The present invention relates generally to the field of resource sharing in a multiprocessing system and more particularly to the fair sharing and utilization of multi-dimensional resources among multiple users in a multiprocessing system.
Multiprocessing systems (e.g., servers and datacenters) often execute a spectrum of jobs concurrently and share the resources (e.g., CPUs, CPU time, memory, special GPU processors, disk space, software licenses, etc.) of the system among the executing jobs. The resources a job requires to execute without constraint varies over time and among the types of resources that it utilizes. Since resources in a multiprocessor system are finite, approaches that share resources fairly among jobs that compete for them have been developed. Some issues addressed in a sharing scheme include the notion of fairness (i.e., how it is defined), the types of resources managed in the sharing, and the way the definition of fairness is implemented. A resource is usually allocated by a scheduler to jobs of a consumer according to a share ratio configured for this consumer. For example, a scheduler allocates a number of CPU cores out of a total number of CPU cores to jobs that are submitted by a user group according to a share ratio configured for this user group among other user groups.

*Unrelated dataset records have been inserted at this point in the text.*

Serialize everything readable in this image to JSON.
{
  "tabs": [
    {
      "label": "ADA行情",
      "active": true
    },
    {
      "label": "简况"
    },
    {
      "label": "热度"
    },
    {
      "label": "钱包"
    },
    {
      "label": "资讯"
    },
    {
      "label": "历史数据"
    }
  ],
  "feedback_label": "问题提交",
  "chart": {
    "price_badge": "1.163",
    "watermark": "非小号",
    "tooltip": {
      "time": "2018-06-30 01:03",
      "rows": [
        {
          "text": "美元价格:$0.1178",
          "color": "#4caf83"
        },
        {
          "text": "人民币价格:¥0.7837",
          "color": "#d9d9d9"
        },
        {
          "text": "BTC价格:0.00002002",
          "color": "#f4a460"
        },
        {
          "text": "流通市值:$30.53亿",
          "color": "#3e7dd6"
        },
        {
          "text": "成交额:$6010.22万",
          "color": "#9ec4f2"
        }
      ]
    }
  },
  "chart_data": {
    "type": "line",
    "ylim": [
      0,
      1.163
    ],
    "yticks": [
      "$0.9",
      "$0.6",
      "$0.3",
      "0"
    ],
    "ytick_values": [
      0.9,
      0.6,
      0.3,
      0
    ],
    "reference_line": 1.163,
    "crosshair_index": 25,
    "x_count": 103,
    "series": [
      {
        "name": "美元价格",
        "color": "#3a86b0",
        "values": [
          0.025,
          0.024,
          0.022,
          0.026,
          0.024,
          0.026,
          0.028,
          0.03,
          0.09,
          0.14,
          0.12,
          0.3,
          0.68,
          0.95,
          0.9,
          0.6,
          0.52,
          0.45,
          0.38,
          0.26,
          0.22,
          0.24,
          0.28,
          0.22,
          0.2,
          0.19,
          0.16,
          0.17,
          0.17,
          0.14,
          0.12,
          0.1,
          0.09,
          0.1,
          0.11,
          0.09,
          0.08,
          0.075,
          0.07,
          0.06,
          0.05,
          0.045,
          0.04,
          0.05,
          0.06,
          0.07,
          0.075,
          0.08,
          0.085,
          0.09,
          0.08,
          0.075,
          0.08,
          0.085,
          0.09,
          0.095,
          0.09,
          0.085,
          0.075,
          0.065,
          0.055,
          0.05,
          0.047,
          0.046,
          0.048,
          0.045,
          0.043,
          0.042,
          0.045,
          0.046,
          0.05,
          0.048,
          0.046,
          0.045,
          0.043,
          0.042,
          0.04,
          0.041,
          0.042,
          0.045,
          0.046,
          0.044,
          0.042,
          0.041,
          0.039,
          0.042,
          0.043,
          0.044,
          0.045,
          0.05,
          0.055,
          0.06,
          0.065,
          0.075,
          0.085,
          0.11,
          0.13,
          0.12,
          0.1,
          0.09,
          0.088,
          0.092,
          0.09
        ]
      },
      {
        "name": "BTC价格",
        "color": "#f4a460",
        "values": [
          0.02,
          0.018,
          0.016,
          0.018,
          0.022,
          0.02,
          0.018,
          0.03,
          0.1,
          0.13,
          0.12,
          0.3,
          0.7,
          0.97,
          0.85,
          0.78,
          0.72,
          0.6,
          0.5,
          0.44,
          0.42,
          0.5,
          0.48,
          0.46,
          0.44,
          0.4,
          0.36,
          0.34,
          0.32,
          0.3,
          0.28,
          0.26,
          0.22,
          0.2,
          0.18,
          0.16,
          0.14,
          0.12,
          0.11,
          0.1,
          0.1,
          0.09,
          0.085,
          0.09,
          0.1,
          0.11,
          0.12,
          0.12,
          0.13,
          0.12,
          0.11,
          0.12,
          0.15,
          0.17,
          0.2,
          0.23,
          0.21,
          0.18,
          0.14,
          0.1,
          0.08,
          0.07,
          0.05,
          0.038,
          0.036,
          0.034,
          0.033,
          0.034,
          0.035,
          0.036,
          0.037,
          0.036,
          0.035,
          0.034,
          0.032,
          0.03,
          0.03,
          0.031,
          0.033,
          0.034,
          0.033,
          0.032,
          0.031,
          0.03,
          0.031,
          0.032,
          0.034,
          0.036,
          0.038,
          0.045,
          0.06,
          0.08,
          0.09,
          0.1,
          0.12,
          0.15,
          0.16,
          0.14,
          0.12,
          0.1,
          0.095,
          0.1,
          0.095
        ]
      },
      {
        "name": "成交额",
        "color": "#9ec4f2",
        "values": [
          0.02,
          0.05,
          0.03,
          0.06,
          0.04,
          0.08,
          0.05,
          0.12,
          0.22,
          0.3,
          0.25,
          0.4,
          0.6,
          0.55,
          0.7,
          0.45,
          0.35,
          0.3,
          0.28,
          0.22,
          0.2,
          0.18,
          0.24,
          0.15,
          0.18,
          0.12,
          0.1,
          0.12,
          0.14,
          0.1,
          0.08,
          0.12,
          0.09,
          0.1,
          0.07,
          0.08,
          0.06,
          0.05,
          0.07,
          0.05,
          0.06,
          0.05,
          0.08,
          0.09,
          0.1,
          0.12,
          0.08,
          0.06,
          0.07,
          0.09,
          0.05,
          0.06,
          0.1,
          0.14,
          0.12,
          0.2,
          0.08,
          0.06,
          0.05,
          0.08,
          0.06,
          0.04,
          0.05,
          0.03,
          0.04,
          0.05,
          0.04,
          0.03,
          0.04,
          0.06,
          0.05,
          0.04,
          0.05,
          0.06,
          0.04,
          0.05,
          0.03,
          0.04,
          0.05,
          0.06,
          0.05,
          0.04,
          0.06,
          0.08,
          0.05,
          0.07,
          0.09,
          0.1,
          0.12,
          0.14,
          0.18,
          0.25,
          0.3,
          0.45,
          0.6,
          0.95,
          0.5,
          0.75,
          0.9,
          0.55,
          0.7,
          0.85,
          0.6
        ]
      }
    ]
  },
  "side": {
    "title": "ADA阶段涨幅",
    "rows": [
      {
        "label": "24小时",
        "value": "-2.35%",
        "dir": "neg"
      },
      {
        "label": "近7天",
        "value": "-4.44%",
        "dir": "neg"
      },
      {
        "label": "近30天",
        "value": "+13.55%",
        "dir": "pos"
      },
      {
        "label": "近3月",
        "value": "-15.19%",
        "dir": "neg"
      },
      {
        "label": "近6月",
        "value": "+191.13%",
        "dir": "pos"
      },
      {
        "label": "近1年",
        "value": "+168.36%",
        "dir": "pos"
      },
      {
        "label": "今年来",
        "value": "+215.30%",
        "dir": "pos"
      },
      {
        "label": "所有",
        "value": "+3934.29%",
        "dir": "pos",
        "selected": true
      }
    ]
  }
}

As jobs are submitted from resource consumers that are often organized in hierarchies such as groups and sub-groups, or projects and sub-projects, often a hierarchical model is applied to scheduling jobs in a system in which the resources allocated to a parent consumer are available first to its child consumers, then to other consumers if there are still resources left. An approach based on such a model is often called a hierarchical fairshare model.